Contacted by the Lusa agency, the director of the MNAA, Joaquim Caetano, underlined that maintaining the museum’s activity on digital platforms “is essential for the museum and also aims to attract new audiences”.
Closed since March 15, like all museums and monuments under the supervision of the Ministry of Culture, following restrictions to combat the pandemic invite-19, the MNAA management decided to create new ways to publicize the collections of ancient art.
It all started with Father’s Day, on March 19, for which the museum’s educational service had planned to create a video for online placement, and in this way celebrate the father figure.
“São José e o Menino Jesus”, by the painter Josefa D’Óbidos was the work chosen to be filmed and described by the director, who quickly obtained over 6,000 views.
This interest, of thousands of direct views, not counting the many shares that are made by those who access, brought to the museum’s direction the certainty that “people were receptive and that was a channel to use”.
Since then, both Joaquim Caetano and the deputy director, Anísio Franco, and some conservatives have been creating new videos on pieces of painting, sculpture or decorative arts, belonging to the museum’s collections daily.
They are short videos, from three to five minutes, “created with an informal, direct, more intimate approach to the museum’s fundamental works”, which are posted on the ‘online’ website, on social networks and platforms such as Youtube, within the scope of a cycle “Art is a bridge that unites us”.
The works that have been most in demand by the public were the old Portuguese paintings “O Inferno” and “Ecce Homo”.
“O Inferno”, painted in 15010-1520 by an unknown Portuguese master, shows a medieval image of hell, populated by demons and an inventory of his torments, related to the capital sins mentioned by Christianity, such as gluttony, laziness or the envy.

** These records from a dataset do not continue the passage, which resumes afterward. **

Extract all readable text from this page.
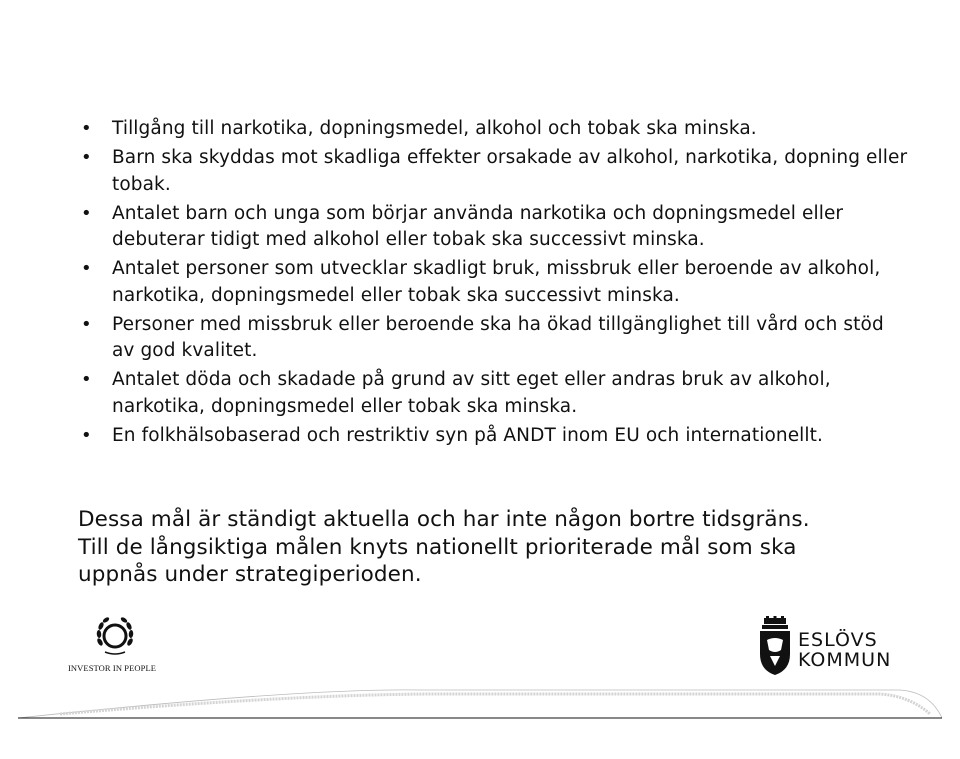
• Tillgång till narkotika, dopningsmedel, alkohol och tobak ska minska.
• Barn ska skyddas mot skadliga effekter orsakade av alkohol, narkotika, dopning eller tobak.
• Antalet barn och unga som börjar använda narkotika och dopningsmedel eller debuterar tidigt med alkohol eller tobak ska successivt minska.
• Antalet personer som utvecklar skadligt bruk, missbruk eller beroende av alkohol, narkotika, dopningsmedel eller tobak ska successivt minska.
• Personer med missbruk eller beroende ska ha ökad tillgänglighet till vård och stöd av god kvalitet.
• Antalet döda och skadade på grund av sitt eget eller andras bruk av alkohol, narkotika, dopningsmedel eller tobak ska minska.
• En folkhälsobaserad och restriktiv syn på ANDT inom EU och internationellt.

Dessa mål är ständigt aktuella och har inte någon bortre tidsgräns.

Till de långsiktiga målen knyts nationellt prioriterade mål som ska

uppnås under strategiperioden.

INVESTOR IN PEOPLE
ESLÖVS
KOMMUN
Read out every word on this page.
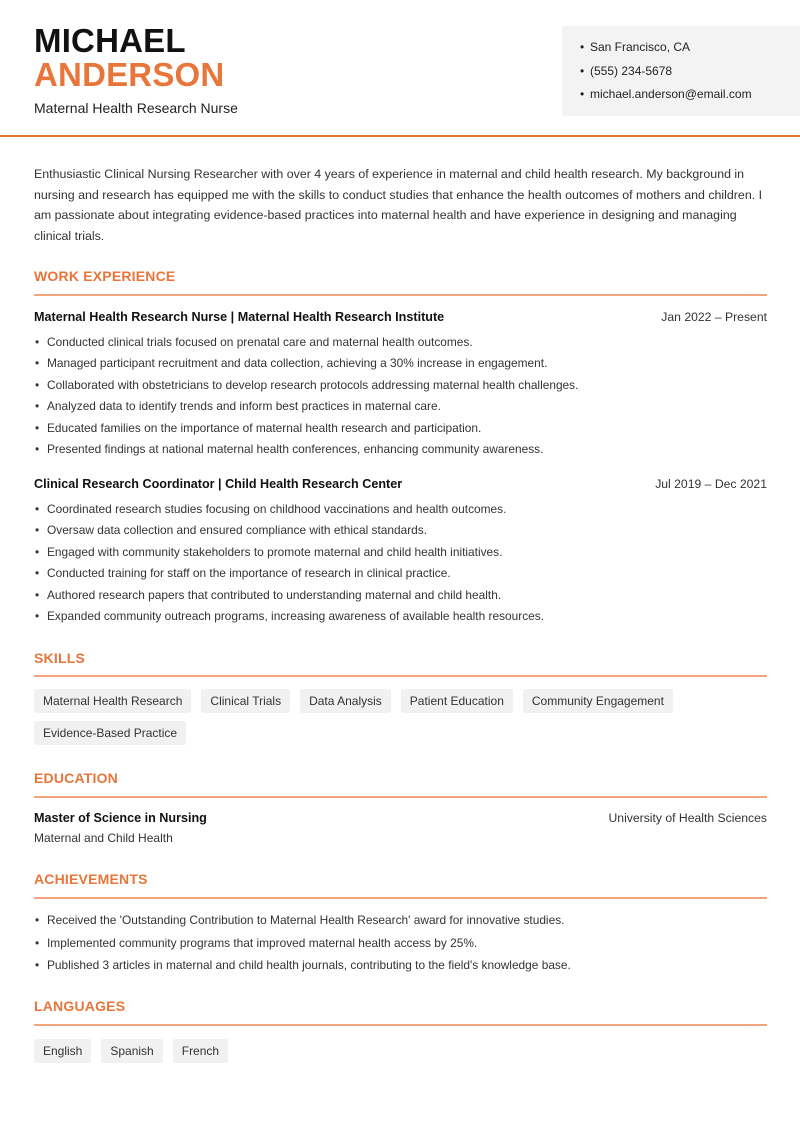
MICHAEL
ANDERSON
Maternal Health Research Nurse
• San Francisco, CA
• (555) 234-5678
• michael.anderson@email.com
Enthusiastic Clinical Nursing Researcher with over 4 years of experience in maternal and child health research. My background in nursing and research has equipped me with the skills to conduct studies that enhance the health outcomes of mothers and children. I am passionate about integrating evidence-based practices into maternal health and have experience in designing and managing clinical trials.
WORK EXPERIENCE
Maternal Health Research Nurse | Maternal Health Research Institute	Jan 2022 – Present
• Conducted clinical trials focused on prenatal care and maternal health outcomes.
• Managed participant recruitment and data collection, achieving a 30% increase in engagement.
• Collaborated with obstetricians to develop research protocols addressing maternal health challenges.
• Analyzed data to identify trends and inform best practices in maternal care.
• Educated families on the importance of maternal health research and participation.
• Presented findings at national maternal health conferences, enhancing community awareness.
Clinical Research Coordinator | Child Health Research Center	Jul 2019 – Dec 2021
• Coordinated research studies focusing on childhood vaccinations and health outcomes.
• Oversaw data collection and ensured compliance with ethical standards.
• Engaged with community stakeholders to promote maternal and child health initiatives.
• Conducted training for staff on the importance of research in clinical practice.
• Authored research papers that contributed to understanding maternal and child health.
• Expanded community outreach programs, increasing awareness of available health resources.
SKILLS
Maternal Health Research	Clinical Trials	Data Analysis	Patient Education	Community Engagement
Evidence-Based Practice
EDUCATION
Master of Science in Nursing	University of Health Sciences
Maternal and Child Health
ACHIEVEMENTS
• Received the 'Outstanding Contribution to Maternal Health Research' award for innovative studies.
• Implemented community programs that improved maternal health access by 25%.
• Published 3 articles in maternal and child health journals, contributing to the field's knowledge base.
LANGUAGES
English	Spanish	French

The work “Ecce Homo”, also by an unknown Portuguese author, painted around 1570, represents Christ with a crown of thorns, covered by a white tunic, after being scourged.
Joaquim Caetano told the Lusa agency that the museum’s management also intends to make videos of important and larger works, such as the “Panels of São Vicente” or the triptych of Hieronymus Bosch “Temptations of Santo Antão”.
Globally, the covid-19 pandemic has already claimed more than 200,000 deaths and infected more than 2.7 million people in 193 countries and territories.
More than 720,000 patients were considered cured.
In Portugal, 854 people died of the 22,797 confirmed as infected, and there are 1,228 recovered cases, according to the figures released today by the Directorate-General for Health.